Ab Mitternacht Busfahrerstreik in Sachsen - unbefristet nur in einem Teil der Oberlausitz
Nun brauchen tausende Fahrgäste in Sachsen doch einen Plan B. Die Busfahrer streiken – und zwar ab Mitternacht. Die Gewerkschaft Verdi rief zum unbefristeten Ausstand auf. Sie hatte zuvor die Arbeitgeber ultimativ aufgefordert, bis heute 12 Uhr ein verbessertes Angebot vorzulegen, und die Frist noch einmal verlängert.
Zum unbefristeten Streik in der Lausitz wurden die Verkehrsgesellschaft Hoyerswerda, Regiobus Oberlausitz und die Görlitzer Verkehrsbetriebe aufgerufen. Dagegen sollen bis einschließlich Dienstag Omnibusverkehr Oberlausitz und DB Regio Bus Ost Zittau bestreikt werden.
Wie lange der unbefristete Streik dauere liege in der Verantwortung der Arbeitgeber, so ein Verdi-Sprecher. Es wurde ein weiterer Verhandlungstermin für kommenden Montag vereinbart.
Nicht der gesamte Busverkehr in der Oberlausitz wird zum Erliegen kommen.
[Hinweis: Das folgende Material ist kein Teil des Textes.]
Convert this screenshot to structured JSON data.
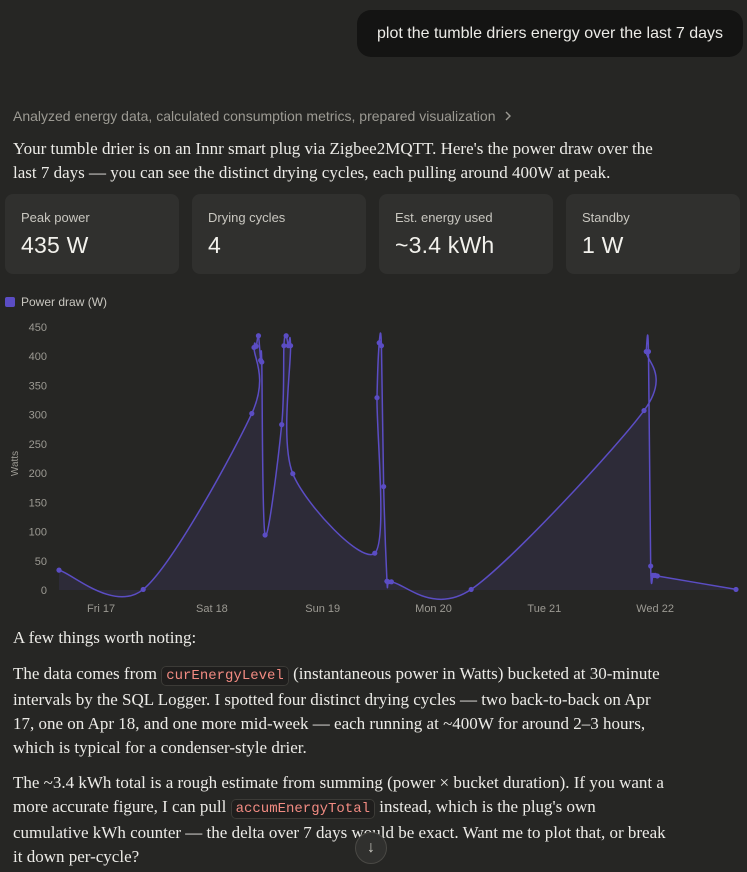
{
  "user_message": "plot the tumble driers energy over the last 7 days",
  "analysis_summary": "Analyzed energy data, calculated consumption metrics, prepared visualization",
  "intro_line1": "Your tumble drier is on an Innr smart plug via Zigbee2MQTT. Here's the power draw over the",
  "intro_line2": "last 7 days — you can see the distinct drying cycles, each pulling around 400W at peak.",
  "stats": [
    {
      "label": "Peak power",
      "value": "435 W"
    },
    {
      "label": "Drying cycles",
      "value": "4"
    },
    {
      "label": "Est. energy used",
      "value": "~3.4 kWh"
    },
    {
      "label": "Standby",
      "value": "1 W"
    }
  ],
  "chart_data": {
    "type": "area",
    "ylabel": "Watts",
    "ylim": [
      0,
      450
    ],
    "yticks": [
      "450",
      "400",
      "350",
      "300",
      "250",
      "200",
      "150",
      "100",
      "50",
      "0"
    ],
    "xticks": [
      "Fri 17",
      "Sat 18",
      "Sun 19",
      "Mon 20",
      "Tue 21",
      "Wed 22"
    ],
    "xlim": [
      -0.38,
      5.73
    ],
    "series": [
      {
        "name": "Power draw (W)",
        "color": "#5b4dc4",
        "x": [
          -0.38,
          0.38,
          1.36,
          1.38,
          1.4,
          1.42,
          1.44,
          1.45,
          1.48,
          1.63,
          1.65,
          1.67,
          1.69,
          1.71,
          1.73,
          2.47,
          2.49,
          2.51,
          2.53,
          2.55,
          2.58,
          2.59,
          2.62,
          3.34,
          4.9,
          4.92,
          4.94,
          4.96,
          4.98,
          5.0,
          5.02,
          5.73
        ],
        "y": [
          34,
          1,
          302,
          415,
          417,
          435,
          393,
          390,
          94,
          283,
          418,
          435,
          418,
          418,
          199,
          63,
          329,
          423,
          418,
          177,
          15,
          14,
          14,
          1,
          307,
          408,
          408,
          41,
          25,
          25,
          24,
          1
        ]
      }
    ]
  },
  "notes_intro": "A few things worth noting:",
  "p1_a": "The data comes from ",
  "p1_code": "curEnergyLevel",
  "p1_b": " (instantaneous power in Watts) bucketed at 30-minute",
  "p1_line2": "intervals by the SQL Logger. I spotted four distinct drying cycles — two back-to-back on Apr",
  "p1_line3": "17, one on Apr 18, and one more mid-week — each running at ~400W for around 2–3 hours,",
  "p1_line4": "which is typical for a condenser-style drier.",
  "p2_line1": "The ~3.4 kWh total is a rough estimate from summing (power × bucket duration). If you want a",
  "p2_a": "more accurate figure, I can pull ",
  "p2_code": "accumEnergyTotal",
  "p2_b": " instead, which is the plug's own",
  "p2_line3": "cumulative kWh counter — the delta over 7 days would be exact. Want me to plot that, or break",
  "p2_line4": "it down per-cycle?"
}
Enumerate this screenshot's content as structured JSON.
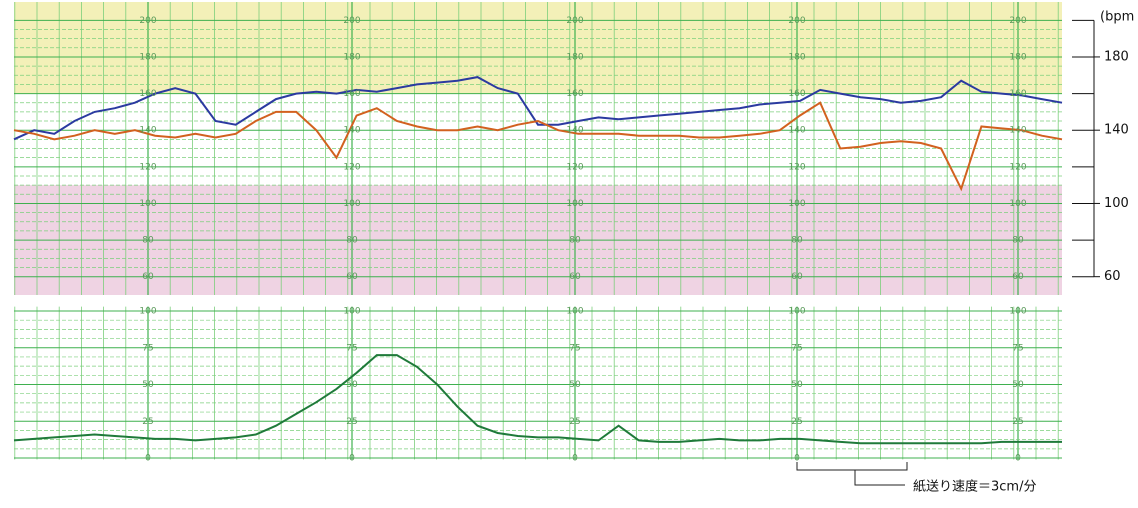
{
  "chart_data": [
    {
      "type": "line",
      "y_label": "(bpm",
      "ylim": [
        50,
        210
      ],
      "yticks": [
        60,
        100,
        140,
        180
      ],
      "inner_yticks": [
        60,
        80,
        100,
        120,
        140,
        160,
        180,
        200
      ],
      "bands": [
        {
          "from": 160,
          "to": 210,
          "color": "#f3f0b8"
        },
        {
          "from": 50,
          "to": 110,
          "color": "#efd3e3"
        }
      ],
      "grid": true,
      "series": [
        {
          "color": "#2b3aa0",
          "values": [
            135,
            140,
            138,
            145,
            150,
            152,
            155,
            160,
            163,
            160,
            145,
            143,
            150,
            157,
            160,
            161,
            160,
            162,
            161,
            163,
            165,
            166,
            167,
            169,
            163,
            160,
            143,
            143,
            145,
            147,
            146,
            147,
            148,
            149,
            150,
            151,
            152,
            154,
            155,
            156,
            162,
            160,
            158,
            157,
            155,
            156,
            158,
            167,
            161,
            160,
            159,
            157,
            155
          ]
        },
        {
          "color": "#d2611f",
          "values": [
            140,
            138,
            135,
            137,
            140,
            138,
            140,
            137,
            136,
            138,
            136,
            138,
            145,
            150,
            150,
            140,
            125,
            148,
            152,
            145,
            142,
            140,
            140,
            142,
            140,
            143,
            145,
            140,
            138,
            138,
            138,
            137,
            137,
            137,
            136,
            136,
            137,
            138,
            140,
            148,
            155,
            130,
            131,
            133,
            134,
            133,
            130,
            108,
            142,
            141,
            140,
            137,
            135
          ]
        }
      ]
    },
    {
      "type": "line",
      "ylim": [
        -1,
        103
      ],
      "inner_yticks": [
        0,
        25,
        50,
        75,
        100
      ],
      "grid": true,
      "annotation": "紙送り速度＝3cm/分",
      "series": [
        {
          "color": "#1f7a3a",
          "values": [
            12,
            13,
            14,
            15,
            16,
            15,
            14,
            13,
            13,
            12,
            13,
            14,
            16,
            22,
            30,
            38,
            47,
            58,
            70,
            70,
            62,
            50,
            35,
            22,
            17,
            15,
            14,
            14,
            13,
            12,
            22,
            12,
            11,
            11,
            12,
            13,
            12,
            12,
            13,
            13,
            12,
            11,
            10,
            10,
            10,
            10,
            10,
            10,
            10,
            11,
            11,
            11,
            11
          ]
        }
      ]
    }
  ]
}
So beteiligen sich kleine Unternehmen, die im Auftrag der großen Verkehrsbetriebe fahren, nicht am Ausstand. Es muss aber auch auf den Schulbuslinien mit Ausfällen gerechnet werden.
Im Landkreis Görlitz stellt sich die Lage so dar: Im Norden könnten rund 50 Prozent und im Süden 40 Prozent (vor allem Region Löbau) der Verkehrsleistungen abgedeckt werden, informierte am Nachmittag das Landratsamt.
In Görlitz werden nicht nur die Busse, sondern auch die Straßenbahnen im Depot bleiben. Die Görlitzer Verkehrsbetriebe teilten mit, dass es leider nicht gelungen sei, für dieses Wochenende einen Notfahrplan aufzustellen. Wie es Montag und Dienstag aussieht, will das Unternehmen am Wochenende bekanntgeben.